La rubanerie est l’une des activités traditionnelles ayant dominé l’histoire industrielle de Saint-Etienne. Ainsi, la prospérité économique de la ville se situait à la crête de l’art et de l’industrie.
On favorisa la création d’une école des Beaux-Arts avant tout pour former graveurs et dessinateurs sur rubans.
De nombreuses dynasties familiales d’armuriers et de rubaniers se sont transmises leur savoir-faire et l’ont enrichi, parfois pendant plus de cinq siècles. Dans la rubanerie, les noms les plus familiers sont Bador, Colcombet, Giron, Neyret, Staron….
Il peut sembler paradoxal de voir apparaître dans une ville décrite comme sale et malodorante une industrie de luxe : le ruban, destiné aux classes les plus aisées, dont l’art atteignit son apogée à Saint-Etienne à la fin du XIXe siècle avec des dessinateurs tels que Charles Rebour. Jamais art et industrie n’ont été si proches.
La Fabrique stéphanoise prend progressivement son indépendance
Là encore, dès le XVIe siècle, la motricité du Furan fut l’un des facteurs de développement de la rubanerie, dans la mouvance des soieries lyonnaises. Malgré les vicissitudes de la mode, les XVIIe et XVIIIe siècles furent des siècles de croissance. L’indépendance de la Fabrique stéphanoise s’imposa progressivement. Celle-ci s’est étendue jusqu’au Velay, employant 15.000 métiers et 30.000 artisans.
L’apparition du métier « à la Zurichoise » dans les années 1780, qui permettait de tisser simultanément jusqu’à 24 pièces, permit à la Fabrique stéphanoise de s’imposer sur les marchés français et internationaux. Après la crise de la Révolution et de l’Empire, le ruban, bénéficiant des progrès apportés par les métiers Jacquard, connut un essor prodigieux. La production, tournée vers la mode, était très variée : rubans façonnés, unis, noir ou en couleur. Plusieurs centaines de coloris différents étaient disponibles. Des multiples techniques de tissage (taffetas, sergé, satin) dérivent des produits aux noms précieux : royale, simuline, louisine, crêpe de chine, faille, ottoman, satinette…
Images tissées
Rubans soie, Marcoux et Chateauneuf – Bayle, milieu XIXe s.
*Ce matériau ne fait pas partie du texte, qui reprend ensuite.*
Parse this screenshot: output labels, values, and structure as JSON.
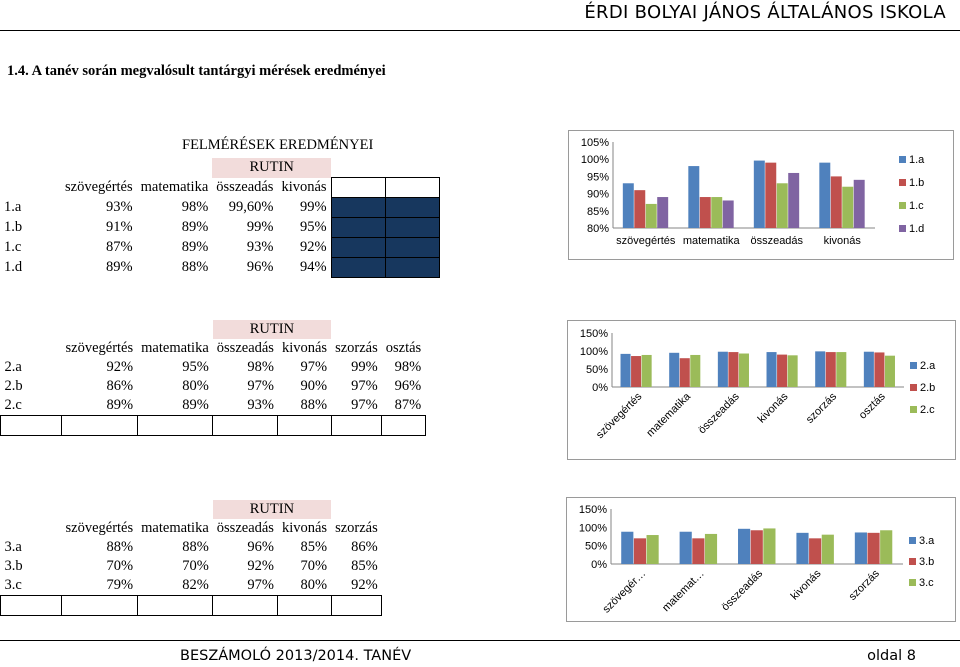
{
  "header": {
    "school": "ÉRDI BOLYAI JÁNOS ÁLTALÁNOS ISKOLA"
  },
  "section": {
    "title": "1.4. A tanév során megvalósult tantárgyi mérések eredményei"
  },
  "block1": {
    "title": "FELMÉRÉSEK EREDMÉNYEI",
    "rutin": "RUTIN",
    "headers": [
      "szövegértés",
      "matematika",
      "összeadás",
      "kivonás"
    ],
    "rows": [
      {
        "label": "1.a",
        "values": [
          "93%",
          "98%",
          "99,60%",
          "99%"
        ]
      },
      {
        "label": "1.b",
        "values": [
          "91%",
          "89%",
          "99%",
          "95%"
        ]
      },
      {
        "label": "1.c",
        "values": [
          "87%",
          "89%",
          "93%",
          "92%"
        ]
      },
      {
        "label": "1.d",
        "values": [
          "89%",
          "88%",
          "96%",
          "94%"
        ]
      }
    ]
  },
  "block2": {
    "rutin": "RUTIN",
    "headers": [
      "szövegértés",
      "matematika",
      "összeadás",
      "kivonás",
      "szorzás",
      "osztás"
    ],
    "rows": [
      {
        "label": "2.a",
        "values": [
          "92%",
          "95%",
          "98%",
          "97%",
          "99%",
          "98%"
        ]
      },
      {
        "label": "2.b",
        "values": [
          "86%",
          "80%",
          "97%",
          "90%",
          "97%",
          "96%"
        ]
      },
      {
        "label": "2.c",
        "values": [
          "89%",
          "89%",
          "93%",
          "88%",
          "97%",
          "87%"
        ]
      }
    ]
  },
  "block3": {
    "rutin": "RUTIN",
    "headers": [
      "szövegértés",
      "matematika",
      "összeadás",
      "kivonás",
      "szorzás"
    ],
    "rows": [
      {
        "label": "3.a",
        "values": [
          "88%",
          "88%",
          "96%",
          "85%",
          "86%"
        ]
      },
      {
        "label": "3.b",
        "values": [
          "70%",
          "70%",
          "92%",
          "70%",
          "85%"
        ]
      },
      {
        "label": "3.c",
        "values": [
          "79%",
          "82%",
          "97%",
          "80%",
          "92%"
        ]
      }
    ]
  },
  "colors": {
    "s1": "#4f81bd",
    "s2": "#c0504d",
    "s3": "#9bbb59",
    "s4": "#8064a2",
    "rutin_bg": "#f2dcdb",
    "dark_cell": "#17375e"
  },
  "chart_data": [
    {
      "type": "bar",
      "categories": [
        "szövegértés",
        "matematika",
        "összeadás",
        "kivonás"
      ],
      "series": [
        {
          "name": "1.a",
          "values": [
            93,
            98,
            99.6,
            99
          ]
        },
        {
          "name": "1.b",
          "values": [
            91,
            89,
            99,
            95
          ]
        },
        {
          "name": "1.c",
          "values": [
            87,
            89,
            93,
            92
          ]
        },
        {
          "name": "1.d",
          "values": [
            89,
            88,
            96,
            94
          ]
        }
      ],
      "ylim": [
        80,
        105
      ],
      "yticks": [
        "80%",
        "85%",
        "90%",
        "95%",
        "100%",
        "105%"
      ],
      "legend": "right",
      "grid": false
    },
    {
      "type": "bar",
      "categories": [
        "szövegértés",
        "matematika",
        "összeadás",
        "kivonás",
        "szorzás",
        "osztás"
      ],
      "series": [
        {
          "name": "2.a",
          "values": [
            92,
            95,
            98,
            97,
            99,
            98
          ]
        },
        {
          "name": "2.b",
          "values": [
            86,
            80,
            97,
            90,
            97,
            96
          ]
        },
        {
          "name": "2.c",
          "values": [
            89,
            89,
            93,
            88,
            97,
            87
          ]
        }
      ],
      "ylim": [
        0,
        150
      ],
      "yticks": [
        "0%",
        "50%",
        "100%",
        "150%"
      ],
      "legend": "right",
      "grid": false
    },
    {
      "type": "bar",
      "categories": [
        "szövegér…",
        "matemat…",
        "összeadás",
        "kivonás",
        "szorzás"
      ],
      "series": [
        {
          "name": "3.a",
          "values": [
            88,
            88,
            96,
            85,
            86
          ]
        },
        {
          "name": "3.b",
          "values": [
            70,
            70,
            92,
            70,
            85
          ]
        },
        {
          "name": "3.c",
          "values": [
            79,
            82,
            97,
            80,
            92
          ]
        }
      ],
      "ylim": [
        0,
        150
      ],
      "yticks": [
        "0%",
        "50%",
        "100%",
        "150%"
      ],
      "legend": "right",
      "grid": false
    }
  ],
  "footer": {
    "left": "BESZÁMOLÓ 2013/2014. TANÉV",
    "right": "oldal 8"
  }
}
Affirmation du poids politique de la Fabrique
Les Fabricants (« maîtres faisant fabriquer ») étaient concentrés au centre-ville. La première Condition des Soies était installée place du Peuple. Ils imposèrent leur prépondérance politique et déterminèrent l’évolution de l’architecture du centre-ville. Les passementiers, soumis à leurs exigences, tentèrent d’imposer un Tarif. Ce furent ainsi les ouvriers parmi les mieux payés. La crise de 1850-1871 aboutit à une concentration industrielle d’où émergèrent notamment les maisons Colcombet et Giron. Le travail à domicile ne disparut pas pour autant. On comptait alors dans la sphère d’influence de la Fabrique jusqu’à 70.000 ouvriers et artisans. Confrontés à une situation économique en dent de scie et à l’électrification des métiers, les passementiers s’organisèrent bientôt en syndicats professionnels, chrétiens ou révolutionnaires.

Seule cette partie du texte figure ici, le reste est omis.